Entender seus direitos é o primeiro passo para agir com segurança. Quando existe suspeita de osteoartrose doença ocupacional, agir cedo, reunir documentos e buscar análise especializada pode ser a diferença entre um quadro ignorado e um direito efetivamente reconhecido.
FAQ sobre osteoartrose doença ocupacional
1. Osteoartrose doença ocupacional existe juridicamente?
Sim. A osteoartrose doença ocupacional pode ser reconhecida quando o trabalho causa, agrava ou acelera o quadro, com nexo causal ou concausal.
2. Osteoartrose doença ocupacional sempre dá direito?
Não. A osteoartrose doença ocupacional depende de prova técnica e análise do caso concreto.
3. Osteoartrose pode ser considerada doença ocupacional mesmo sendo degenerativa?
Sim. A natureza degenerativa não impede o reconhecimento quando o trabalho agrava a doença.
4. Osteoartrose no trabalho dá direito a indenização?
Pode dar, desde que haja dano, nexo e responsabilidade da empresa.
5. Osteoartrose causada por esforço repetitivo trabalho pode gerar CAT?
Sim. A CAT também serve para comunicar doença ocupacional.
6. Osteoartrose no joelho doença ocupacional é aceita pela Justiça?
Pode ser aceita. Há precedente do TST reconhecendo agravamento de doença degenerativa nos joelhos com nexo concausal.
7. Como comprovar osteoartrose causada pelo trabalho?

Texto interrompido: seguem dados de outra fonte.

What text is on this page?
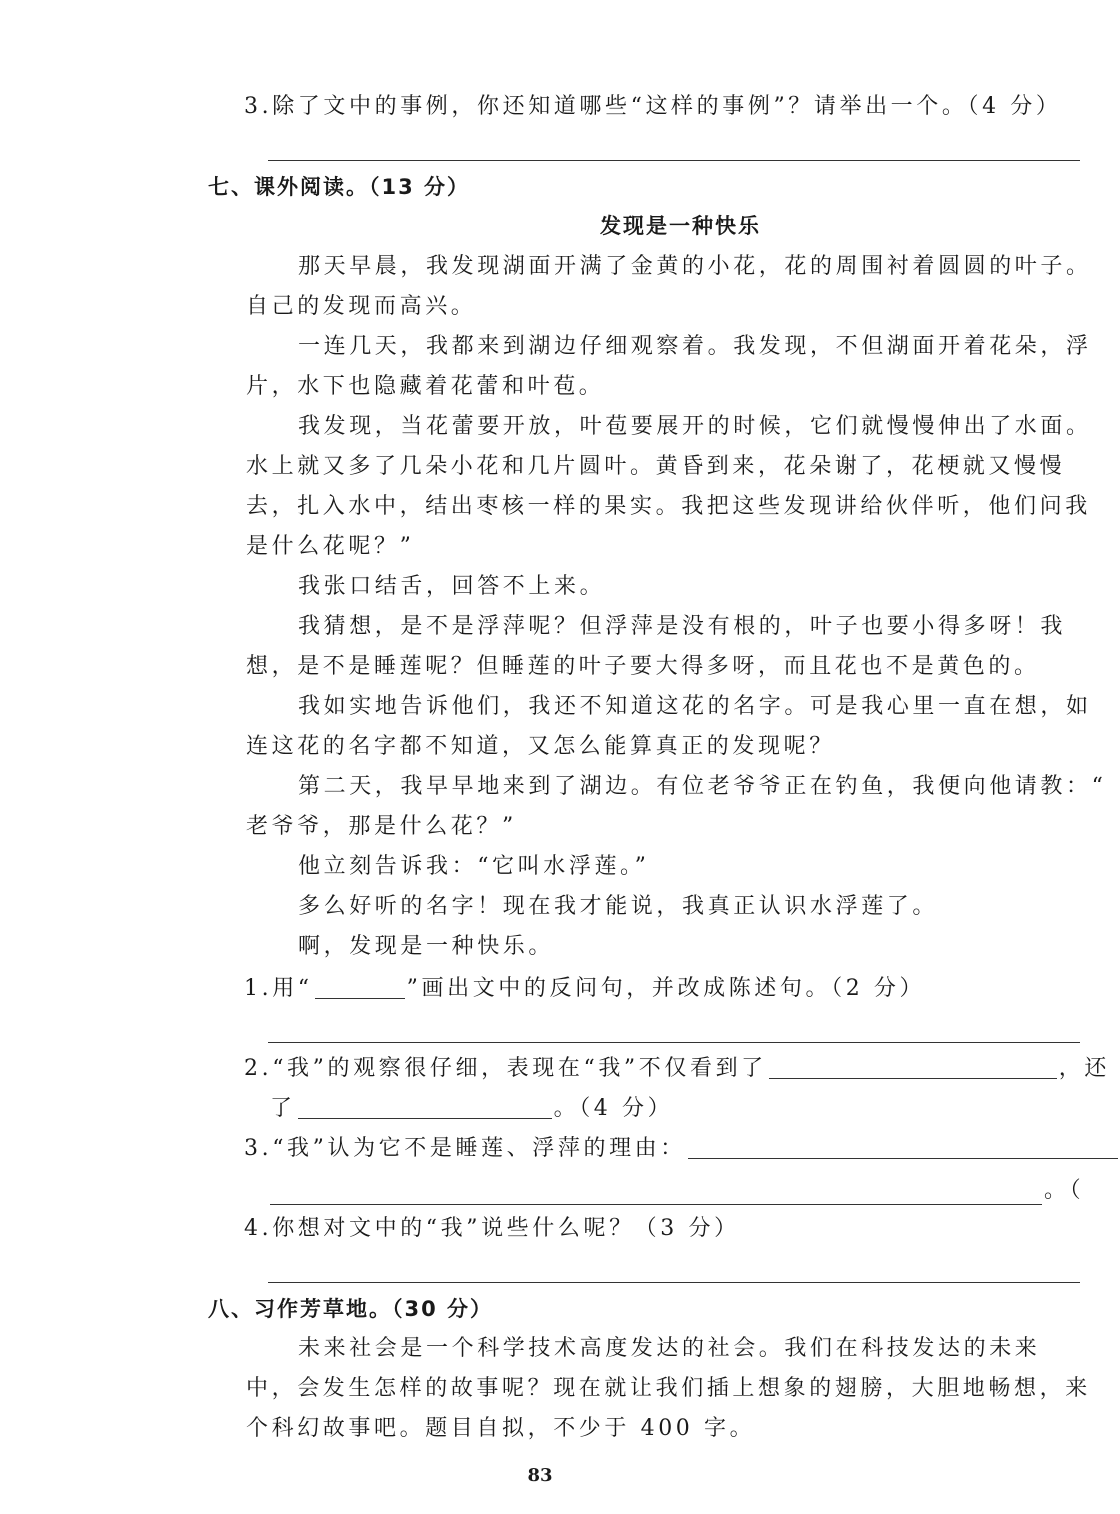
3.除了文中的事例，你还知道哪些“这样的事例”？请举出一个。（4 分）
七、课外阅读。（13 分）
发现是一种快乐
那天早晨，我发现湖面开满了金黄的小花，花的周围衬着圆圆的叶子。
自己的发现而高兴。
一连几天，我都来到湖边仔细观察着。我发现，不但湖面开着花朵，浮
片，水下也隐藏着花蕾和叶苞。
我发现，当花蕾要开放，叶苞要展开的时候，它们就慢慢伸出了水面。
水上就又多了几朵小花和几片圆叶。黄昏到来，花朵谢了，花梗就又慢慢
去，扎入水中，结出枣核一样的果实。我把这些发现讲给伙伴听，他们问我
是什么花呢？”
我张口结舌，回答不上来。
我猜想，是不是浮萍呢？但浮萍是没有根的，叶子也要小得多呀！我
想，是不是睡莲呢？但睡莲的叶子要大得多呀，而且花也不是黄色的。
我如实地告诉他们，我还不知道这花的名字。可是我心里一直在想，如
连这花的名字都不知道，又怎么能算真正的发现呢？
第二天，我早早地来到了湖边。有位老爷爷正在钓鱼，我便向他请教：“
老爷爷，那是什么花？”
他立刻告诉我：“它叫水浮莲。”
多么好听的名字！现在我才能说，我真正认识水浮莲了。
啊，发现是一种快乐。
1.用“	”画出文中的反问句，并改成陈述句。（2 分）
2.“我”的观察很仔细，表现在“我”不仅看到了	，还
了	。（4 分）
3.“我”认为它不是睡莲、浮萍的理由：
。（
4.你想对文中的“我”说些什么呢？（3 分）
八、习作芳草地。（30 分）
未来社会是一个科学技术高度发达的社会。我们在科技发达的未来
中，会发生怎样的故事呢？现在就让我们插上想象的翅膀，大胆地畅想，来
个科幻故事吧。题目自拟，不少于 400 字。
83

Com exames, laudos, histórico funcional, testemunhas, documentos da empresa e perícia judicial.
8. Empresa não reconhece osteoartrose como doença ocupacional. E agora?
A negativa empresarial não é definitiva. É possível reunir provas, emitir CAT e discutir o caso judicialmente.
9. Fui demitido com osteoartrose, tenho direitos?
Pode ter. Se a osteoartrose doença ocupacional for reconhecida, pode haver estabilidade ou indenização substitutiva.
10. Osteoartrose doença ocupacional exige auxílio-doença acidentário para estabilidade?
Nem sempre. O Tema 125 do TST afastou essa exigência como condição absoluta quando o nexo é reconhecido após o fim do contrato.
11. Osteoartrose doença ocupacional pode gerar pensão mensal?
Sim, quando houver redução permanente ou relevante da capacidade de trabalho e responsabilidade patronal comprovada.
12. Osteoartrose doença ocupacional na coluna também pode ser reconhecida?
Sim. O TST já divulgou caso envolvendo osteoartrose da coluna lombar associada às condições de trabalho.
13. Osteoartrose doença ocupacional pode ser reconhecida depois da demissão?
Sim. A jurisprudência atual do TST admite o reconhecimento posterior do nexo causal ou concausal.